In order to spur the damaged heart into regenerating new tissue, investigators at the University of Alabama and the University of Minnesota used multiphoton-excited, three-dimensional printing (MPE-3DP) to generate a native-like, extracellular matrix (ECM) scaffold with submicron resolution.

This novel scaffolding was seeded with approximately 50,000 human, iPSC (induced pluripotent stem cell)-derived cardiomyocytes (CMs), smooth muscle cells (SMCs), and endothelial cells (ECs) in a 2:1:1 ratio to generate the hCMP (human, iPSC-derived cardiac muscle patch). The patch began generating calcium transients and beating synchronously within one day of seeding; the speeds of contraction and relaxation and the peak amplitudes of the calcium transients increased significantly over the next seven days.

The investigators reported in the January 9, 2017, online edition of the journal Circulation Research that when tested in mice with surgically induced myocardial infarction (MI), measurements of cardiac function, infarct size, apoptosis, both vascular and arteriole density, and cell proliferation at week four after treatment were significantly better in animals treated with the hCMPs than in animals treated with cell-free scaffolds.

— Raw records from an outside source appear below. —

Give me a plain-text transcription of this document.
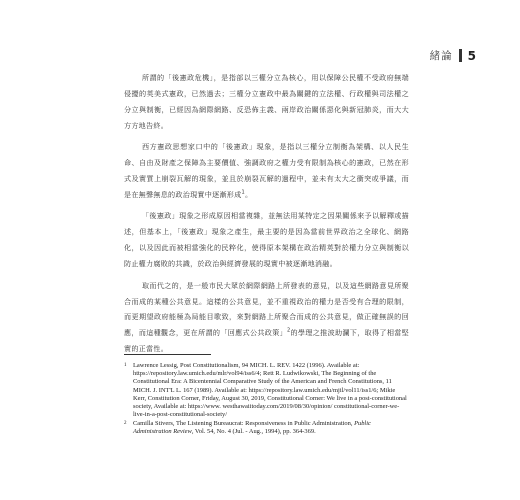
緒論 5

所謂的「後憲政危機」，是指部以三權分立為核心，用以保障公民權不受政府無端侵擾的英美式憲政，已然過去；三權分立憲政中最為關鍵的立法權、行政權與司法權之分立與制衡，已經因為網際網路、反恐佈主義、兩岸政治關係惡化與新冠肺炎，而大大方方地告終。

西方憲政思想家口中的「後憲政」現象，是指以三權分立制衡為架構、以人民生命、自由及財產之保障為主要價值、強調政府之權力受有限制為核心的憲政，已然在形式及實質上崩裂瓦解的現象，並且於崩裂瓦解的過程中，並未有太大之衝突或爭議，而是在無聲無息的政治現實中逐漸形成$^1$。

「後憲政」現象之形成原因相當複雜，並無法用某特定之因果關係來予以解釋或描述，但基本上，「後憲政」現象之產生，最主要的是因為當前世界政治之全球化、網路化，以及因此而被相當強化的民粹化，使得原本架構在政治精英對於權力分立與制衡以防止權力腐敗的共識，於政治與經濟發展的現實中被逐漸地消融。

取而代之的，是一般市民大眾於網際網路上所發表的意見，以及這些網路意見所聚合而成的某種公共意見。這樣的公共意見，並不重視政治的權力是否受有合理的限制，而更期望政府能極為局能目歌致，來對網路上所聚合而成的公共意見，做正確無誤的回應，而這種觀念，更在所謂的「回應式公共政策」$^2$的學理之推波助瀾下，取得了相當堅實的正當性。

1	Lawrence Lessig, Post Constitutionalism, 94 MICH. L. REV. 1422 (1996). Available at: https://repository.law.umich.edu/mlr/vol94/iss6/4; Rett R. Ludwikowski, The Beginning of the Constitutional Era: A Bicentennial Comparative Study of the American and French Constitutions, 11 MICH. J. INT'L L. 167 (1989). Available at: https://repository.law.umich.edu/mjil/vol11/iss1/6; Mikie Kerr, Constitution Corner, Friday, August 30, 2019, Constitutional Corner: We live in a post-constitutional society, Available at: https://www. westhawaiitoday.com/2019/08/30/opinion/ constitutional-corner-we-live-in-a-post-constitutional-society/
2	Camilla Stivers, The Listening Bureaucrat: Responsiveness in Public Administration, Public Administration Review, Vol. 54, No. 4 (Jul. - Aug., 1994), pp. 364-369.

The authors concluded that, “Thus, the hiPSC-derived cardiac muscle patches produced for this report may represent an important step toward the clinical use of three-dimensional-printing technology. To our knowledge, this is the first time modulated raster scanning has ever been successfully used to control the fabrication of a tissue-engineered scaffold, and consequently, our results are particularly relevant for applications that require the fibrillar and mesh-like structures present in cardiac tissue.”